Artesanato é ocupação produtiva e terapêutica para detentas no presídio feminino de Corumbá

A confecção de artesanatos tem servido não só para a ocupação produtiva de detentas do Estabelecimento Penal Feminino “Carlos Alberto Jonas Giordano”, em Corumbá, mas também tem representado um importante recurso terapêutico, melhorando o estado emocional, por meio do estimulo à criatividade, proporcionado que essas mulheres em situação de prisão possam expor suas ideias e aptidões.

É o que defende a diretora do presídio, Anelize Lázaro de Lima, que acredita que, pelo fato de as reeducandas criarem um trabalho com suas próprias mãos, sentem-se mais capazes e produtivas. “Consequentemente, traz a sensação de bem-estar, aumentando a autoestima e confiança”, argumenta.

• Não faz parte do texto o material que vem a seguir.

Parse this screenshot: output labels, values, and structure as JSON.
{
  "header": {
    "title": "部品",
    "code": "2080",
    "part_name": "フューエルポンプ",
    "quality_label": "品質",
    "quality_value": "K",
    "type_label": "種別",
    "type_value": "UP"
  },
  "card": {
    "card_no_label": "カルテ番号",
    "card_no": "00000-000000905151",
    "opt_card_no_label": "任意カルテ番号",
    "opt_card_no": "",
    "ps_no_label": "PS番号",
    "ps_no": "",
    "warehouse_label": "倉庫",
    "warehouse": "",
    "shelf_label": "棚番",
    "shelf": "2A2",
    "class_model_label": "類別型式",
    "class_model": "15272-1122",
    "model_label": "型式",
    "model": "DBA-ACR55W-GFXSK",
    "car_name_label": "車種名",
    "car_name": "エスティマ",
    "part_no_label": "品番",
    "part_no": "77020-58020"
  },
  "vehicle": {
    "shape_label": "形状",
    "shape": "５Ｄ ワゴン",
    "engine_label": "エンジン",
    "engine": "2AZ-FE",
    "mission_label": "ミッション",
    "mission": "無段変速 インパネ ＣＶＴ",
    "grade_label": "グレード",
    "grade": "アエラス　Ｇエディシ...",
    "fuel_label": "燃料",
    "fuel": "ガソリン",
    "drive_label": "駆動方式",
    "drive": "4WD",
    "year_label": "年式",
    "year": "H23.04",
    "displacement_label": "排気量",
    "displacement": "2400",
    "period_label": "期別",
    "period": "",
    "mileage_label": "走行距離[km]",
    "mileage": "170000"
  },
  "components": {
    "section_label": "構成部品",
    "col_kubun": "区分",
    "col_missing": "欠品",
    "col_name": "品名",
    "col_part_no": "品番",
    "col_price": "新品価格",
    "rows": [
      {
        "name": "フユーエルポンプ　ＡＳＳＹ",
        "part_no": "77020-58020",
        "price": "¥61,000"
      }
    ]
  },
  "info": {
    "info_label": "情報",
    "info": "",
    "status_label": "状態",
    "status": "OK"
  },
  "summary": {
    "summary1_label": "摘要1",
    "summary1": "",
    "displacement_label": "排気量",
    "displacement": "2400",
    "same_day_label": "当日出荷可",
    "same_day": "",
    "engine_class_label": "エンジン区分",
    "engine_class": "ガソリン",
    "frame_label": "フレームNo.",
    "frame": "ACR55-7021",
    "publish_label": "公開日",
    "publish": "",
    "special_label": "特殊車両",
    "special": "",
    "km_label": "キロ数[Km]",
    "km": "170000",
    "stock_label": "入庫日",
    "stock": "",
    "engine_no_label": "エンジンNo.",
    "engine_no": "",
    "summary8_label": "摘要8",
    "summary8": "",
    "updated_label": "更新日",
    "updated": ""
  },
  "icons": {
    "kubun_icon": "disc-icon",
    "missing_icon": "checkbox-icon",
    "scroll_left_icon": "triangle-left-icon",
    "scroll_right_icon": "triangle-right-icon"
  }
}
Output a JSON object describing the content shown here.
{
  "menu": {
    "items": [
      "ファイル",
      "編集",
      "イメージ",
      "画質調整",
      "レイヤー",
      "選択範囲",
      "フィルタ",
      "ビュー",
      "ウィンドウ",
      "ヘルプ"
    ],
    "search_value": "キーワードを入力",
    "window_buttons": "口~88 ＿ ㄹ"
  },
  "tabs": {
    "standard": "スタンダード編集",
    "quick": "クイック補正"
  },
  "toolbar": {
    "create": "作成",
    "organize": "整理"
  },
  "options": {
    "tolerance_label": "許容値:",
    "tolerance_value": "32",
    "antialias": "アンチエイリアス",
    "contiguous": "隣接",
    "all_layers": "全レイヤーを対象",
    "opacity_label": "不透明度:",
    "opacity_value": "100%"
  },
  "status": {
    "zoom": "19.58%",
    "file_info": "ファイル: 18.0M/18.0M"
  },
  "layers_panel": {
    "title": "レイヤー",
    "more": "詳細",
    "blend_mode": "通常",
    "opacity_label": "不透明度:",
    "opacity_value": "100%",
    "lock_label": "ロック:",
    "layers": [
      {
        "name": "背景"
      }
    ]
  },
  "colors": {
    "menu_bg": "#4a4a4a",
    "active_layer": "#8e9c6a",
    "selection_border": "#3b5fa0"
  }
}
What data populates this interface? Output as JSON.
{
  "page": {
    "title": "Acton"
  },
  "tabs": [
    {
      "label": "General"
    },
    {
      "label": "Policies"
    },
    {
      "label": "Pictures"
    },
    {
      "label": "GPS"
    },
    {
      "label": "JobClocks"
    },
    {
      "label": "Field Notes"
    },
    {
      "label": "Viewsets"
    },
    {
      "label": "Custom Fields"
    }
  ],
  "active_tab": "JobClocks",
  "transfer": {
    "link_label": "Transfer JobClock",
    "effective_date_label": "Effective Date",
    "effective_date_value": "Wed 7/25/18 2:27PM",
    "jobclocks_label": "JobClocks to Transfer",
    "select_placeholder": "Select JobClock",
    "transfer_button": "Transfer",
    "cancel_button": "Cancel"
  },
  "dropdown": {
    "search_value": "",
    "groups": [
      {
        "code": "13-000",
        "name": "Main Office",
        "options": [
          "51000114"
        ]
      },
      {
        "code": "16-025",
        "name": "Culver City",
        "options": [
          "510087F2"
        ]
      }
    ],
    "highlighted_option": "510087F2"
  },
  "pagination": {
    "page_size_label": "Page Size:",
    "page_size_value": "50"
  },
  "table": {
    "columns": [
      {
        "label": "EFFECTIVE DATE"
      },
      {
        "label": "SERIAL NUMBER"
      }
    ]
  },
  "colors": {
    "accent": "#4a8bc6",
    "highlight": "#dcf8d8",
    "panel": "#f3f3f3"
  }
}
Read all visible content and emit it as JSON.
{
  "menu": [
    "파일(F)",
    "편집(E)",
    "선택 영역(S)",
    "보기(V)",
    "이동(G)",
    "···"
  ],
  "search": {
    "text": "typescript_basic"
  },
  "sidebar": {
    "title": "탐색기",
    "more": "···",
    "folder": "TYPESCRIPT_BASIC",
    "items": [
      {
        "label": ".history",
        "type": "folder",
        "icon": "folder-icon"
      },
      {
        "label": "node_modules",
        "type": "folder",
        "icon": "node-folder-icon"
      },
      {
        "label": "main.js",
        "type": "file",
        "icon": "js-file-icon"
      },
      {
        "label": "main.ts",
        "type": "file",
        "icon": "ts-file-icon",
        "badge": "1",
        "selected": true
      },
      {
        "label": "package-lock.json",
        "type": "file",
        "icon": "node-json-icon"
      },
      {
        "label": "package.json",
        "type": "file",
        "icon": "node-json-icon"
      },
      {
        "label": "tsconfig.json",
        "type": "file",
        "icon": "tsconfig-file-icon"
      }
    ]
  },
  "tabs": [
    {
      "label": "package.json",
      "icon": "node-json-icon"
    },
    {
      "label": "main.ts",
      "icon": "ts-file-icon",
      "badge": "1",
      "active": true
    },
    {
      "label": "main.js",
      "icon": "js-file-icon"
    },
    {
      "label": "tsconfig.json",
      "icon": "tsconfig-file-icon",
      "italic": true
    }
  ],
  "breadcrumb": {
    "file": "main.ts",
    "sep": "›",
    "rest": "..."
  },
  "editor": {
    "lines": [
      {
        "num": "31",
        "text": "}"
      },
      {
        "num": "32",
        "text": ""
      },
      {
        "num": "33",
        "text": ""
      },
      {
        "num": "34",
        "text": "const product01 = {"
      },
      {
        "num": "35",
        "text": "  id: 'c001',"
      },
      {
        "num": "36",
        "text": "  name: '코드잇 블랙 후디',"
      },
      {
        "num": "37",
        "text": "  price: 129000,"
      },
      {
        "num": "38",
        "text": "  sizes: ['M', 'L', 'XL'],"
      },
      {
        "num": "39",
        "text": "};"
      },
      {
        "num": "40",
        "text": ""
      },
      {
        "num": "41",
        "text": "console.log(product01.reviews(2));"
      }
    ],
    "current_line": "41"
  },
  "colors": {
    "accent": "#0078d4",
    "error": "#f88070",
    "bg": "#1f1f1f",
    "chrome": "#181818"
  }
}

Algumas das peças confeccionados em linha de crochê pelas detentas

Na opinião da diretora, as atividades artesanais ajudam a prevenir a depressão, transtornos de humor e doenças mentais, problemas que podem acometer, principalmente uma pessoa quando em estado de privação de sua liberdade. “É uma atividade que estimula a pensarem por si mesmas em suas criações fazendo-as sentirem autoras de suas próprias peças, resgatando a autoestima e motivando-as a vencerem stress, angústia e ansiedade”, afirma.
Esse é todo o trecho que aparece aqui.